Вручив подарки, молодой мурза легко поднялся на коня и произнес:
— Несравненный Джабар повелел невольникам принести к полудню достархан с заморскими винами и кушаньями.
После этих слов мурза почтительно наклонил голову, затем развернул коня, гикнул, взмахнул плеткой и помчал к шатру Джабара.
— Вот уж чего не чаял, — разглядывая икону, задумчиво молвил Неждан Иванович. — Тоже бесценный дар. И ведь кем прислан? Татарином!
— Возвратил то, что украдено из русского храма. Весьма необычный этот царевич.
— Необычный, — задумчиво поддакнул Корзун.
Перед самым полуднем появились четверо невольников с обеденным достарханом. Среди них оказался и раб Изай с неизменной серьгой в левой мочке приплюснотого уха. Невольники по очереди вносили вина и кушанья. Последним в шатер вошел Изай и, глянув острыми глазами на Корзуна, тихо сказал:
— Царевич Джабар завтра утром будет охотиться на сайгаков. Если боярин пожелает, то может присоединиться к царевичу.
— В каком месте, Изай? — порывисто подался к невольнику Неждан Иванович.
— В четырех верстах, подле двух карагачей.
— А князь разве на охоту не приглашен? — с некоторым удивлением спросил Борис Василькович.
— Князя пригласит на охоту великий хан Сартак.
Изай переломился в поясном поклоне и вышел из шатра.

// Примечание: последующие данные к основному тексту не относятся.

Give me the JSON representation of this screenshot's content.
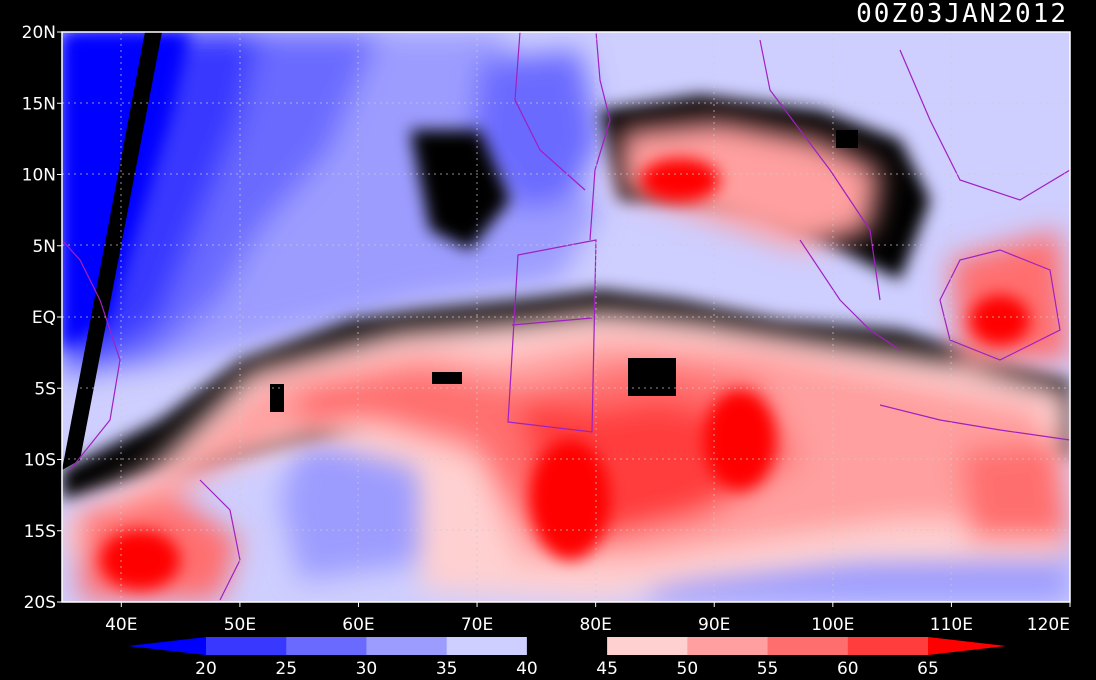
{
  "title": "00Z03JAN2012",
  "map": {
    "lon_range": [
      35,
      120
    ],
    "lat_range": [
      -20,
      20
    ],
    "lat_ticks": [
      {
        "value": 20,
        "label": "20N"
      },
      {
        "value": 15,
        "label": "15N"
      },
      {
        "value": 10,
        "label": "10N"
      },
      {
        "value": 5,
        "label": "5N"
      },
      {
        "value": 0,
        "label": "EQ"
      },
      {
        "value": -5,
        "label": "5S"
      },
      {
        "value": -10,
        "label": "10S"
      },
      {
        "value": -15,
        "label": "15S"
      },
      {
        "value": -20,
        "label": "20S"
      }
    ],
    "lon_ticks": [
      {
        "value": 40,
        "label": "40E"
      },
      {
        "value": 50,
        "label": "50E"
      },
      {
        "value": 60,
        "label": "60E"
      },
      {
        "value": 70,
        "label": "70E"
      },
      {
        "value": 80,
        "label": "80E"
      },
      {
        "value": 90,
        "label": "90E"
      },
      {
        "value": 100,
        "label": "100E"
      },
      {
        "value": 110,
        "label": "110E"
      },
      {
        "value": 120,
        "label": "120E"
      }
    ],
    "gridlines": "dotted"
  },
  "colorbar": {
    "labels": [
      "20",
      "25",
      "30",
      "35",
      "40",
      "45",
      "50",
      "55",
      "60",
      "65"
    ],
    "colors": [
      "#0000ff",
      "#3838ff",
      "#6a6aff",
      "#9c9cff",
      "#ceceff",
      "#000000",
      "#ffd0d0",
      "#ff9f9f",
      "#ff6e6e",
      "#ff3d3d",
      "#ff0000"
    ]
  },
  "colors": {
    "background": "#000000",
    "coastline": "#a020c0",
    "contour": "#ffffff"
  }
}
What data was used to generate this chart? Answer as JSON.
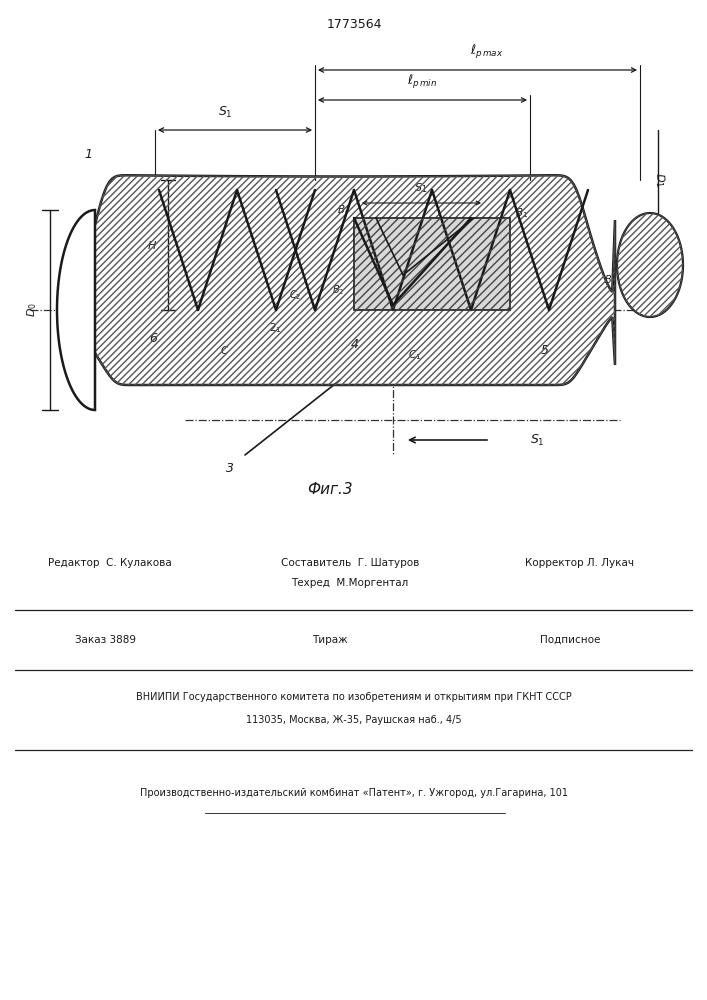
{
  "title": "1773564",
  "fig_label": "Фиг.3",
  "line_color": "#1a1a1a",
  "figsize": [
    7.07,
    10.0
  ],
  "dpi": 100,
  "bottom_text": {
    "line1_left": "Редактор  С. Кулакова",
    "line1_center1": "Составитель  Г. Шатуров",
    "line1_center2": "Техред  М.Моргентал",
    "line1_right": "Корректор Л. Лукач",
    "line2_left": "Заказ 3889",
    "line2_center": "Тираж",
    "line2_right": "Подписное",
    "line3": "ВНИИПИ Государственного комитета по изобретениям и открытиям при ГКНТ СССР",
    "line4": "113035, Москва, Ж-35, Раушская наб., 4/5",
    "line5": "Производственно-издательский комбинат «Патент», г. Ужгород, ул.Гагарина, 101"
  }
}
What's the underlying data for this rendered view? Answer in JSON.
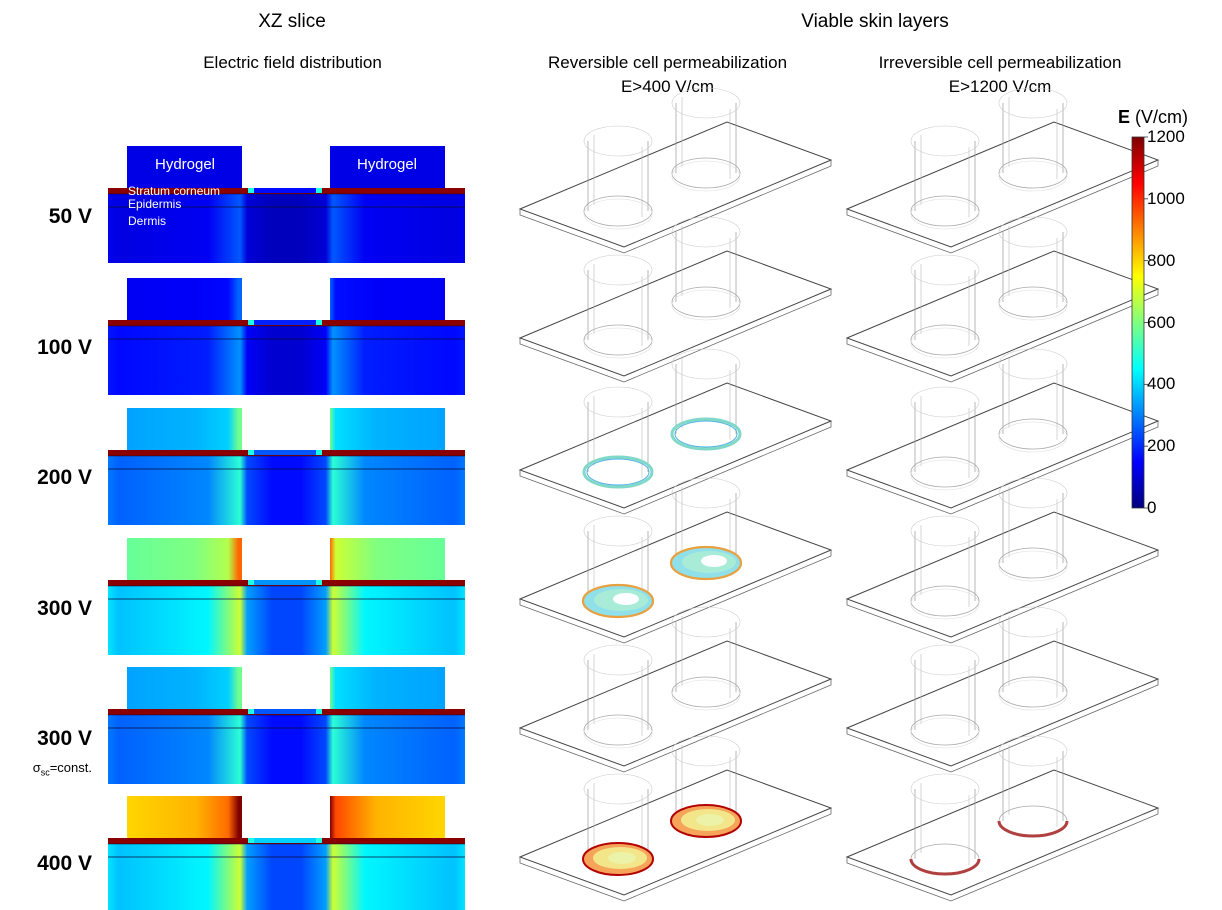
{
  "headers": {
    "xz_slice": "XZ slice",
    "electric_field": "Electric field distribution",
    "viable_skin": "Viable skin layers",
    "reversible": "Reversible cell permeabilization",
    "reversible_threshold": "E>400 V/cm",
    "irreversible": "Irreversible cell permeabilization",
    "irreversible_threshold": "E>1200 V/cm"
  },
  "layer_labels": {
    "hydrogel_left": "Hydrogel",
    "hydrogel_right": "Hydrogel",
    "stratum_corneum": "Stratum corneum",
    "epidermis": "Epidermis",
    "dermis": "Dermis"
  },
  "rows": [
    {
      "voltage": "50 V",
      "note": "",
      "gel_level": 0.05,
      "reversible": "none",
      "irreversible": "none"
    },
    {
      "voltage": "100 V",
      "note": "",
      "gel_level": 0.12,
      "reversible": "none",
      "irreversible": "none"
    },
    {
      "voltage": "200 V",
      "note": "",
      "gel_level": 0.3,
      "reversible": "thin-ring",
      "irreversible": "none"
    },
    {
      "voltage": "300 V",
      "note": "",
      "gel_level": 0.5,
      "reversible": "ring-with-hole",
      "irreversible": "none"
    },
    {
      "voltage": "300 V",
      "note": "σsc=const.",
      "gel_level": 0.3,
      "reversible": "none",
      "irreversible": "none"
    },
    {
      "voltage": "400 V",
      "note": "",
      "gel_level": 0.7,
      "reversible": "filled-disk",
      "irreversible": "thin-arc"
    }
  ],
  "sigma": {
    "symbol": "σ",
    "subscript": "sc",
    "suffix": "=const."
  },
  "colorbar": {
    "label_symbol": "E",
    "label_unit": "(V/cm)",
    "min": 0,
    "max": 1200,
    "ticks": [
      "1200",
      "1000",
      "800",
      "600",
      "400",
      "200",
      "0"
    ],
    "colormap": "jet"
  }
}
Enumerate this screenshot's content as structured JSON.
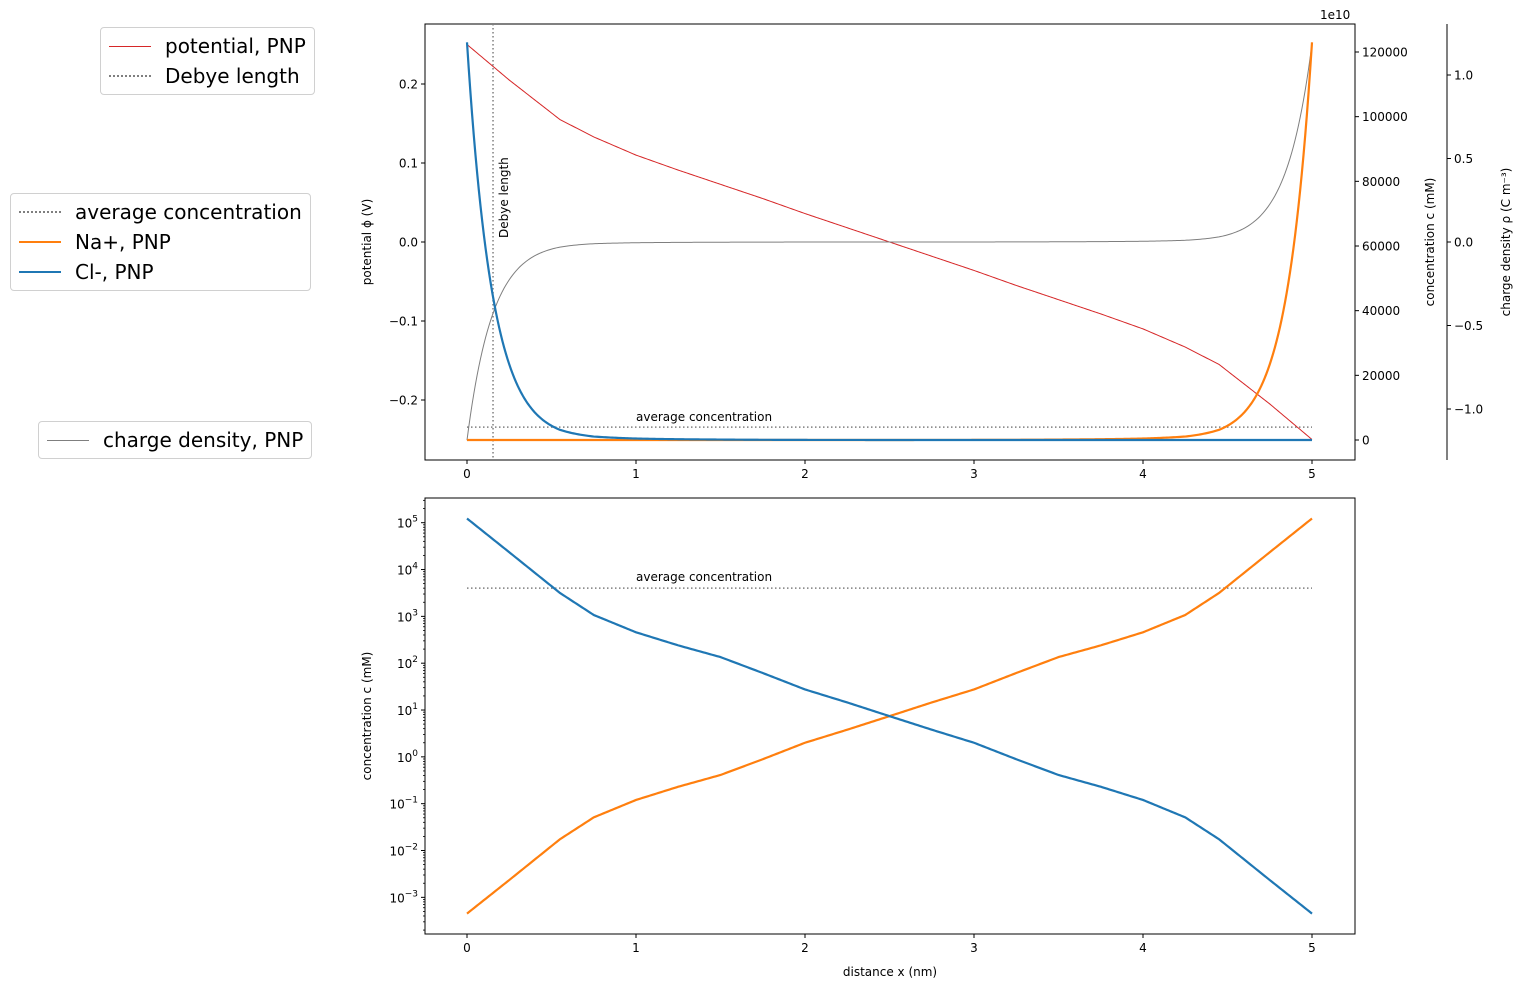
{
  "colors": {
    "potential": "#d62728",
    "na": "#ff7f0e",
    "cl": "#1f77b4",
    "rho": "#7f7f7f",
    "guide": "#7f7f7f"
  },
  "legends": [
    {
      "items": [
        {
          "label": "potential, PNP",
          "style": "thin-solid",
          "color": "#d62728"
        },
        {
          "label": "Debye length",
          "style": "dotted",
          "color": "#7f7f7f"
        }
      ]
    },
    {
      "items": [
        {
          "label": "average concentration",
          "style": "dotted",
          "color": "#7f7f7f"
        },
        {
          "label": "Na+, PNP",
          "style": "thick-solid",
          "color": "#ff7f0e"
        },
        {
          "label": "Cl-, PNP",
          "style": "thick-solid",
          "color": "#1f77b4"
        }
      ]
    },
    {
      "items": [
        {
          "label": "charge density, PNP",
          "style": "thin-solid",
          "color": "#7f7f7f"
        }
      ]
    }
  ],
  "chart_data": [
    {
      "type": "line",
      "title": "",
      "xlim": [
        -0.25,
        5.25
      ],
      "xticks": [
        0,
        1,
        2,
        3,
        4,
        5
      ],
      "xtick_labels": [
        "0",
        "1",
        "2",
        "3",
        "4",
        "5"
      ],
      "left_axis": {
        "label": "potential ϕ (V)",
        "ylim": [
          -0.276,
          0.276
        ],
        "ticks": [
          -0.2,
          -0.1,
          0.0,
          0.1,
          0.2
        ],
        "tick_labels": [
          "−0.2",
          "−0.1",
          "0.0",
          "0.1",
          "0.2"
        ]
      },
      "right_axis_1": {
        "label": "concentration c (mM)",
        "ylim": [
          -6200,
          128700
        ],
        "ticks": [
          0,
          20000,
          40000,
          60000,
          80000,
          100000,
          120000
        ],
        "tick_labels": [
          "0",
          "20000",
          "40000",
          "60000",
          "80000",
          "100000",
          "120000"
        ]
      },
      "right_axis_2": {
        "label": "charge density ρ (C m⁻³)",
        "offset_text": "1e10",
        "ylim": [
          -1.305,
          1.305
        ],
        "ticks": [
          -1.0,
          -0.5,
          0.0,
          0.5,
          1.0
        ],
        "tick_labels": [
          "−1.0",
          "−0.5",
          "0.0",
          "0.5",
          "1.0"
        ]
      },
      "x": [
        0,
        0.25,
        0.55,
        0.75,
        1,
        1.25,
        1.5,
        1.75,
        2,
        2.25,
        2.5,
        2.75,
        3,
        3.25,
        3.5,
        3.75,
        4,
        4.25,
        4.45,
        4.75,
        5
      ],
      "series": [
        {
          "name": "potential, PNP",
          "axis": "left",
          "values": [
            0.25,
            0.205,
            0.155,
            0.133,
            0.11,
            0.091,
            0.073,
            0.055,
            0.036,
            0.018,
            0,
            -0.018,
            -0.036,
            -0.055,
            -0.073,
            -0.091,
            -0.11,
            -0.133,
            -0.155,
            -0.205,
            -0.25
          ]
        },
        {
          "name": "charge density, PNP",
          "axis": "right_2",
          "values": [
            -1.187,
            -0.226,
            -0.0305,
            -0.0103,
            -0.0044,
            -0.0023,
            -0.0013,
            -0.00059,
            -0.00025,
            -0.0001,
            0,
            0.0001,
            0.00025,
            0.00059,
            0.0013,
            0.0023,
            0.0044,
            0.0103,
            0.0305,
            0.226,
            1.187
          ]
        },
        {
          "name": "Na+, PNP",
          "axis": "right_1",
          "values": [
            0.00045,
            0.00234,
            0.0174,
            0.051,
            0.12,
            0.23,
            0.41,
            0.89,
            2.0,
            3.8,
            7.4,
            14.5,
            27.5,
            61.7,
            135,
            240,
            457,
            1070,
            3160,
            23400,
            123000
          ]
        },
        {
          "name": "Cl-, PNP",
          "axis": "right_1",
          "values": [
            123000,
            23400,
            3160,
            1070,
            457,
            240,
            135,
            61.7,
            27.5,
            14.5,
            7.4,
            3.8,
            2.0,
            0.89,
            0.41,
            0.23,
            0.12,
            0.051,
            0.0174,
            0.00234,
            0.00045
          ]
        }
      ],
      "average_concentration": {
        "value": 4000,
        "label": "average concentration",
        "label_x": 1
      },
      "debye_length": {
        "x": 0.154,
        "label": "Debye length"
      }
    },
    {
      "type": "line",
      "title": "",
      "yscale": "log",
      "xlim": [
        -0.25,
        5.25
      ],
      "ylim": [
        0.000166,
        331000
      ],
      "xlabel": "distance x (nm)",
      "ylabel": "concentration c (mM)",
      "xticks": [
        0,
        1,
        2,
        3,
        4,
        5
      ],
      "xtick_labels": [
        "0",
        "1",
        "2",
        "3",
        "4",
        "5"
      ],
      "ytick_exponents": [
        "5",
        "4",
        "3",
        "2",
        "1",
        "0",
        "−1",
        "−2",
        "−3"
      ],
      "ytick_base": "10",
      "series_ref": [
        "Na+, PNP",
        "Cl-, PNP"
      ],
      "average_concentration": {
        "value": 4000,
        "label": "average concentration",
        "label_x": 1
      }
    }
  ]
}
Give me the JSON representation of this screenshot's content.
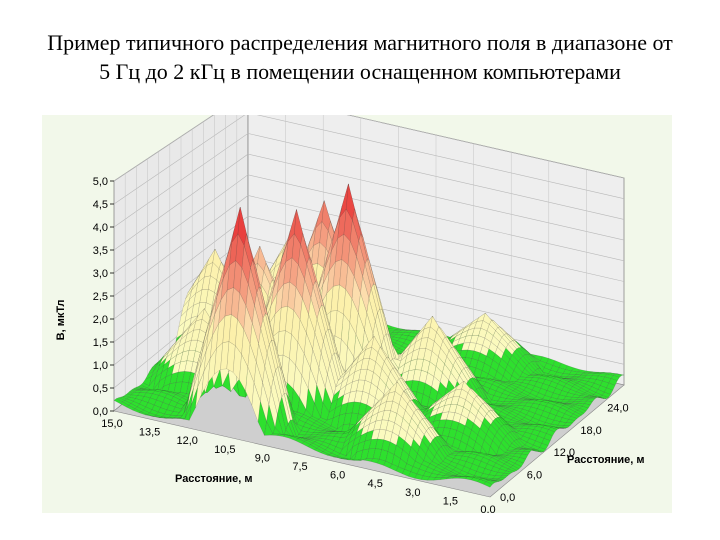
{
  "slide": {
    "title": "Пример типичного распределения магнитного поля в диапазоне от 5 Гц до 2 кГц в помещении оснащенном компьютерами"
  },
  "chart_data": {
    "type": "surface3d",
    "title": "Пример типичного распределения магнитного поля в диапазоне от 5 Гц до 2 кГц в помещении оснащенном компьютерами",
    "zlabel": "B, мкТл",
    "xlabel": "Расстояние, м",
    "ylabel": "Расстояние, м",
    "zlim": [
      0,
      5
    ],
    "xlim": [
      0,
      15
    ],
    "ylim": [
      0,
      30
    ],
    "z_ticks": [
      "0,0",
      "0,5",
      "1,0",
      "1,5",
      "2,0",
      "2,5",
      "3,0",
      "3,5",
      "4,0",
      "4,5",
      "5,0"
    ],
    "x_ticks": [
      "15,0",
      "13,5",
      "12,0",
      "10,5",
      "9,0",
      "7,5",
      "6,0",
      "4,5",
      "3,0",
      "1,5",
      "0,0"
    ],
    "y_ticks": [
      "0,0",
      "6,0",
      "12,0",
      "18,0",
      "24,0"
    ],
    "peaks": [
      {
        "x": 10.5,
        "y": 3.0,
        "value": 4.8
      },
      {
        "x": 9.5,
        "y": 10.0,
        "value": 4.4
      },
      {
        "x": 8.5,
        "y": 16.0,
        "value": 4.7
      },
      {
        "x": 11.5,
        "y": 13.0,
        "value": 3.1
      },
      {
        "x": 10.0,
        "y": 19.0,
        "value": 3.9
      },
      {
        "x": 12.0,
        "y": 23.0,
        "value": 2.6
      },
      {
        "x": 11.8,
        "y": 28.5,
        "value": 2.2
      },
      {
        "x": 14.0,
        "y": 17.0,
        "value": 2.4
      },
      {
        "x": 13.0,
        "y": 9.0,
        "value": 1.8
      },
      {
        "x": 6.5,
        "y": 10.5,
        "value": 1.9
      },
      {
        "x": 5.5,
        "y": 18.0,
        "value": 1.9
      },
      {
        "x": 4.5,
        "y": 4.5,
        "value": 1.6
      },
      {
        "x": 3.0,
        "y": 11.0,
        "value": 1.3
      },
      {
        "x": 5.0,
        "y": 27.0,
        "value": 1.3
      }
    ],
    "background_level": 0.15,
    "colors": {
      "low": "#2ee02e",
      "mid": "#fbfbc0",
      "high": "#e83a3a",
      "wall": "#e9e9e9",
      "panel": "#f2f8ea"
    }
  }
}
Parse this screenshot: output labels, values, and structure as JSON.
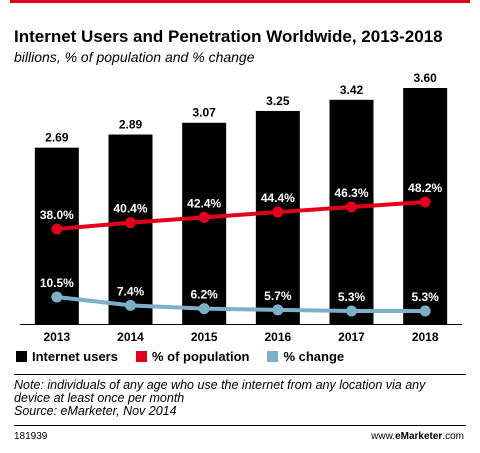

Порывистый шаг боярина к невольнику не остался не замеченным Борисом Васильковичем.
— Почему ты так возбужденно встретил известие об охоте, Неждан Иванович?
— Возбужденно?.. Надоело сидеть в шатре, вот и разутешился, княже.
— Ну-ну, — чему-то усмехнулся Борис Василькович.
* * *
Встреча оказалась как бы неожиданной. Летевший за сайгаком на быстром скакуне царевич, «вдруг заметил» у двух высоких деревьев боярина Корзуна с пятеркой дружинников с луками, и придержал коня.
— Не думал тебя увидеть здесь, боярин Неждан…Эгей, джигиты, преследуйте зверя. Я догоню!
Поравнявшись с боярином, Джабар произнес:
— Проедемся со мной, боярин Неждан. Посмотрю, каков из тебя охотник. Не отставай!
— Постараюсь, царевич!
Где-то через версту Джабар вновь придержал коня и перешел на рысь.
— Поговорим, боярин. Теперь нас никто не слышит.
— Поговорим, царевич.
— Нам нельзя долго находиться вместе. Перейду сразу к делу… Буду говорить от имени хана Сартака. Спроси у княгини Марии, готова ли она меня принять в Ростове Великом?
— Заранее могу положиться. Ты, царевич, всегда будешь в Ростове дорогим гостем.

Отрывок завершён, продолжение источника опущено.